Neue Hoffnungen und Möglichkeiten wecken gelegentlich neue Ängste, und das trifft auch zu im Hinblick auf ökumenische Beziehungen. Gewisse jüngste Entwicklungen in der assyrischen Kirche des Ostens haben für die vielversprechende Arbeit der Gemeinsamen Kommission einige Hindernisse erbracht. Es ist zu hoffen, daß die fruchtbare Arbeit, die die Kommission im Laufe der Jahre geleistet hat, fortgesetzt werden kann, ohne jemals das eigentliche Ziel unseres gemeinsamen Wegs zur Wiederherstellung der vollen Gemeinschaft aus den Augen zu verlieren.

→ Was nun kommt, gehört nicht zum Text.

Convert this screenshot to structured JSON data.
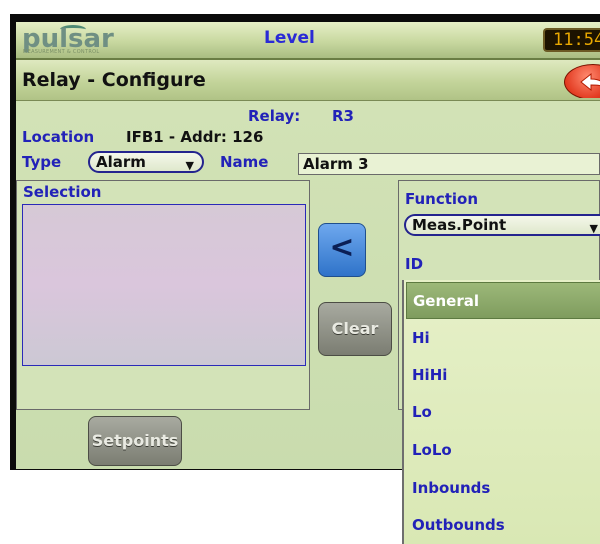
{
  "header": {
    "logo_text": "pulsar",
    "logo_tagline": "MEASUREMENT & CONTROL",
    "title": "Level",
    "clock": "11:54"
  },
  "page": {
    "title": "Relay - Configure"
  },
  "relay": {
    "label": "Relay:",
    "value": "R3",
    "location_label": "Location",
    "location_value": "IFB1 - Addr: 126",
    "type_label": "Type",
    "type_value": "Alarm",
    "name_label": "Name",
    "name_value": "Alarm 3"
  },
  "selection": {
    "label": "Selection"
  },
  "buttons": {
    "move_left": "<",
    "clear": "Clear",
    "setpoints": "Setpoints"
  },
  "function": {
    "label": "Function",
    "value": "Meas.Point",
    "id_label": "ID"
  },
  "id_options": [
    "General",
    "Hi",
    "HiHi",
    "Lo",
    "LoLo",
    "Inbounds",
    "Outbounds"
  ],
  "colors": {
    "bar_green": "#c8d8a0",
    "text_blue": "#2222b8",
    "selected_option": "#8daa6b",
    "button_blue": "#3a7fd0"
  }
}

Das Arbeiten für die christliche Einheit ist in der Tat eine Pflicht, die unserer Treue zu Christus, dem Hirten der Kirche, entspringt, der sein Leben hingegeben hat, um »die versprengten Kinder Gottes zu sammeln« (Joh 11,51–52). Wie lang und mühsam der Weg zur Einheit auch immer scheinen mag, der Herr fordert uns auf, unsere Hände und Herzen zu vereinen, damit wir ihn gemeinsam klarer und deutlicher bezeugen und unseren Brüdern und Schwestern besser dienen können, insbesondere in den notleidenden Regionen des Ostens, wo viele unserer Gläubigen voll Hoffnung und Erwartung auf uns, ihre Hirten, schauen.

Mit diesen Empfindungen möchte ich Eurer Heiligkeit nochmals danken für Ihre heutige Anwesenheit und Ihr Bestreben, den Weg des Dialogs und der Einheit weiterzugehen. Möge der Herr Ihr Amt reichlich segnen und Sie und die Gläubigen unterstützen, denen Sie mit seinen Gaben der Weisheit, der Freude und des Friedens dienen.